高俅沉吟片刻,只得恨恨咬牙,放下狠话:“好!本官便给你三日期限!”
“三日之内,若不将李逵绑送京城,听候发落!”
“本官定奏请圣上,发兵清剿,将你这伙反贼,一网打尽,寸草不留!”
说罢,高俅马鞭一挥,怒喝一声:“撤兵!”
率领禁军,怒气冲冲撤围而去,临走前还不忘狠狠瞪了大营一眼,满是怨毒。
大营围解,宋江回到中军帐,再也支撑不住,身子一软,瘫坐椅上。
他泪如雨下,心中的委屈、悲愤、无奈,尽数爆发出来。
方腊上前,拍其肩头,沉声道:“宋头领,今日委屈你了,也委屈了铁牛兄弟。

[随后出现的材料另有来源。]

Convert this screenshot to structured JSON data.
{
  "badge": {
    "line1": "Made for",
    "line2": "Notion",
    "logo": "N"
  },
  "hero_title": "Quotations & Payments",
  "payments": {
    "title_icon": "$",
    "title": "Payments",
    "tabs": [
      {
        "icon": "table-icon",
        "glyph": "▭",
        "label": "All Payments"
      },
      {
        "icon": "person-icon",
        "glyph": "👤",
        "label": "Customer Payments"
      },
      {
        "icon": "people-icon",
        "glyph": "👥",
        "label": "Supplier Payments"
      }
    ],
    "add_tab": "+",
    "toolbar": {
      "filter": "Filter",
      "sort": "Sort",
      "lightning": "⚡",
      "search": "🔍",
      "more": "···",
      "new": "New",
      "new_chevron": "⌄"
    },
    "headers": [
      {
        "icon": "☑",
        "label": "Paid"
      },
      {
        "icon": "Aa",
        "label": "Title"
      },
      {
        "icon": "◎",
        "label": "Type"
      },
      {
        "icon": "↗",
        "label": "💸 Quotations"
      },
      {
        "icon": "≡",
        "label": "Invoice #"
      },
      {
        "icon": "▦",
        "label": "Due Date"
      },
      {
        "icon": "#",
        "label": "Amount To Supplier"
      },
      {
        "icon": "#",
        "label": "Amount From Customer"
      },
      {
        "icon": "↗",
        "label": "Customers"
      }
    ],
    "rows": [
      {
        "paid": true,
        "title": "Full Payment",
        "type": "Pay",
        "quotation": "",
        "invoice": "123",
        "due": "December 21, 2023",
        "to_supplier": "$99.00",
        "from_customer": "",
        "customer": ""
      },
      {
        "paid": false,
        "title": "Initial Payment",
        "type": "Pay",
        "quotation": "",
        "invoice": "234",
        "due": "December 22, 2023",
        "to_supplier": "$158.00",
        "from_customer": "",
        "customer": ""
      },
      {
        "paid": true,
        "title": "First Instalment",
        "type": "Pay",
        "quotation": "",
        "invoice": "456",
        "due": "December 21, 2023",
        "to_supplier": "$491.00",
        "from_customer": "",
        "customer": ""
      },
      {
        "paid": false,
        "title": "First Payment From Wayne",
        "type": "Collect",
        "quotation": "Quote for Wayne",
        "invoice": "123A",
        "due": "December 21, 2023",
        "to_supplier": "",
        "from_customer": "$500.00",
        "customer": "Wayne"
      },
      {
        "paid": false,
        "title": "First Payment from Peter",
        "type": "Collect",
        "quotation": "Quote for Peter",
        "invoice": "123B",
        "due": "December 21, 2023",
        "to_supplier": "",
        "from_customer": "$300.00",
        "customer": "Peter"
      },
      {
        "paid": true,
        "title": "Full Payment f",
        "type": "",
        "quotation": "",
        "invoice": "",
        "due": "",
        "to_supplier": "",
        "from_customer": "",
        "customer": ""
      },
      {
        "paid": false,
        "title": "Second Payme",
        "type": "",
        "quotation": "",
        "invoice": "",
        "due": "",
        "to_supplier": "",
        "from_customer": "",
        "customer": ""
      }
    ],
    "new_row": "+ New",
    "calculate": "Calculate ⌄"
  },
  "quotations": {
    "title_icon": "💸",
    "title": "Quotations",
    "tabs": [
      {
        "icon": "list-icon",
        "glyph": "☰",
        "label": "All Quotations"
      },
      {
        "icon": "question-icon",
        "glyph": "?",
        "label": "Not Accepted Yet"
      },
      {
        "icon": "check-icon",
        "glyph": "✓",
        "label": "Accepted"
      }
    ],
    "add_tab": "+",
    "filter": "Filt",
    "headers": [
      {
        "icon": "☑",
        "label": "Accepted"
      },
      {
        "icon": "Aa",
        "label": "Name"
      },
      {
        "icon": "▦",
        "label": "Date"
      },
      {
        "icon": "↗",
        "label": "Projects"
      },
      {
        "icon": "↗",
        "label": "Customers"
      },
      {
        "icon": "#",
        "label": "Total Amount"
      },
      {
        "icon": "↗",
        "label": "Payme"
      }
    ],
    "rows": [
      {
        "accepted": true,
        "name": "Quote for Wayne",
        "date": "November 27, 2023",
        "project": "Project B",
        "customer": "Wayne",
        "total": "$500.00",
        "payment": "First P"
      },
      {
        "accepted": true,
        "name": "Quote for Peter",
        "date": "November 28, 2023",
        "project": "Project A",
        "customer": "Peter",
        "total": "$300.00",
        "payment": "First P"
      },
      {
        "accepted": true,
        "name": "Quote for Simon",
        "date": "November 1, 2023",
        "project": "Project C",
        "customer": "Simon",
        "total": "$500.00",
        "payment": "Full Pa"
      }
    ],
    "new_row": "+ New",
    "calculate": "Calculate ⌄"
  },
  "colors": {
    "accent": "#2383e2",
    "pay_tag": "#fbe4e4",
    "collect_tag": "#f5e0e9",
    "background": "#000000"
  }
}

”
“此仇此恨,我方腊记在心上,他日定叫高俅父子,加倍偿还!”
宋江擦去泪水,站起身,对着众将拱手一礼,声音嘶哑却坚定。
“诸位弟兄,今日之事,是宋江对不住大家,对不住铁牛。”
“可我等起兵北上,不是为了一己私仇,乃是为了保家卫国、拯救苍生。”
“一时之辱,可忍;一时之气,可压;唯有抗金大业,不能毁!”
“暂且隐忍,待时机一到,我等必定清君侧、除奸佞!”
“为铁牛出气,为天下苍生雪恨,还大宋一个太平!”
众好汉齐声应诺,声震大营,响彻旷野。
虽满心悲愤,却无一人闹事,军纪肃然,尽显忠义本色。
被囚在后营的李逵,得知宋江为大局忍辱负重,为了保全联军,才将自己囚禁。
他亦不再咆哮,不再挣扎,只是默默攥紧拳头,指甲深深嵌入掌心。
心中对高俅父子的恨意,深如沧海,重如泰山,只待日后报仇雪恨。
经此一事,南北义军非但没有涣散,反而更加同心同德,同仇敌忾。
对奸臣的痛恨越深,抗金的意志便越坚,上下一心,誓要破金除奸。
而汴梁城内,高俅并未善罢甘休,他心中的怨毒,丝毫未减。
他一面派人日夜紧盯义军大营,监视宋江等人的一举一动。
一面与蔡京密室密谋,欲借李逵打人一事,大做文章。
他打算再次入宫诬告宋江、方腊谋反,请求钦宗降下圣旨,彻底清剿义军。
一场更大的风波、更毒的阴谋,正在汴梁城内,悄然酝酿。
正是:一时隐忍全大局,满腔仇恨待春雷。
毕竟高俅如何再施毒计,宋江怎样保全李逵性命,且听下回分解。